Hacker News new | ask | show | jobs
by hericium 1425 days ago
Microservices are a great way to promote cloud vendors' offerings and complicate IT life with over-engineered "standards" like Kubernetes.

Big corp wins while their customers create DevOps and other buzzword teams and the majority of IT world loses the capability to actually administer systems and becomes users addicted to ever-changing vendor offerings that complicate learning useful stuff outside.

1 comments

I'm working on an internal service that do not benefit being set up on kubernetes (it is basically a cronjob that runs everyday, collect data from every third party software, consolidate it and send it in a s3). It could be run on a small vm, deployed with ansible.

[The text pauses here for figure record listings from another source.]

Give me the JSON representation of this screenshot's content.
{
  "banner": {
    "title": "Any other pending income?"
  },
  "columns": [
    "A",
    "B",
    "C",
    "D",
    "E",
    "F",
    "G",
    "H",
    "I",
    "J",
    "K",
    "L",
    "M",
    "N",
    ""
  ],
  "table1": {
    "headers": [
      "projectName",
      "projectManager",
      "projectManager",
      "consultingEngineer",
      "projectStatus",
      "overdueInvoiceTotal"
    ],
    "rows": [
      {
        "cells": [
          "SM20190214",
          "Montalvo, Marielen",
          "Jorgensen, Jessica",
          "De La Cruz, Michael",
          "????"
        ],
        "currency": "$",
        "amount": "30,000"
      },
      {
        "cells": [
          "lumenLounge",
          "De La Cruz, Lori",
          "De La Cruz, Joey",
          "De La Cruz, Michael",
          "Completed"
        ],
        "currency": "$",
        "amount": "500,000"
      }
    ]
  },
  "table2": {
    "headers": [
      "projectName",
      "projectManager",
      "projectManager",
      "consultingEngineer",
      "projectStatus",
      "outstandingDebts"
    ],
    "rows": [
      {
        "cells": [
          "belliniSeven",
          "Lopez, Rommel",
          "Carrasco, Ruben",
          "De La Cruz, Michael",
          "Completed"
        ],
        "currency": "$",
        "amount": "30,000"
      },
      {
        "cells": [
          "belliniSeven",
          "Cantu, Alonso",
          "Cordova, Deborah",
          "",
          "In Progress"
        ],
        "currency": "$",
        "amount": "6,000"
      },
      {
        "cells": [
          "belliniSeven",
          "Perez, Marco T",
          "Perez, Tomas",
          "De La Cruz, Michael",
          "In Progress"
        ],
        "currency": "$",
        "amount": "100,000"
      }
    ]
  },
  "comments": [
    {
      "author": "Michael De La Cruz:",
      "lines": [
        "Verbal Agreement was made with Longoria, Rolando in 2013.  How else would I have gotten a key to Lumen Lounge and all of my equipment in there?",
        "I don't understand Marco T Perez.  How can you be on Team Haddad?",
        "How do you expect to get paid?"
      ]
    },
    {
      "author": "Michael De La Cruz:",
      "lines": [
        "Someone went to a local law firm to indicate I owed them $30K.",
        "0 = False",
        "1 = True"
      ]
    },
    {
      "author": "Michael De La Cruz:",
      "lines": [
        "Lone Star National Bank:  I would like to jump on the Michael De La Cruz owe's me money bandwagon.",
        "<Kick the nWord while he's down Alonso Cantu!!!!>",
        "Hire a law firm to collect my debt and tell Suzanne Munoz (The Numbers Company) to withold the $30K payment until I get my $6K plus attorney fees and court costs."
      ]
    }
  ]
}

But i understand why, for streamligning purpose, we use kubernetes. It makes the networking "easier", and i feel it integrate better with other CI/CD tools than ansible. It is only a feeling since the ansible version i used to use was quite old, so i might be wrong.

Sounds reasonable. Personally, I just try to stay away from k8s until it becomes a requirement. Until then simplest tools are often a good choice for building systems that require less maintenance. That's a per-project decision though.

You do not need Ansible for VMs provisioning - you can bake a VM image that will pull repos and do other preparation stuff. HashiCorp Packer[1] is an good tool for this imo. This applies to bare metal, too, as you can bake ISO or IMG the same way. Stuff that differentiates those systems can be set up with cloud-init or something similar.

Regarding Ansible, it didn't changed much over the years. At least nothing really major like statefulness.

But again, I'm not opposite to using Ansible when a project reasonably calls for it. Proper tool for configuring multiple systems with details generated for/by other systems, say multi-cloud HA provisions, clustering etc.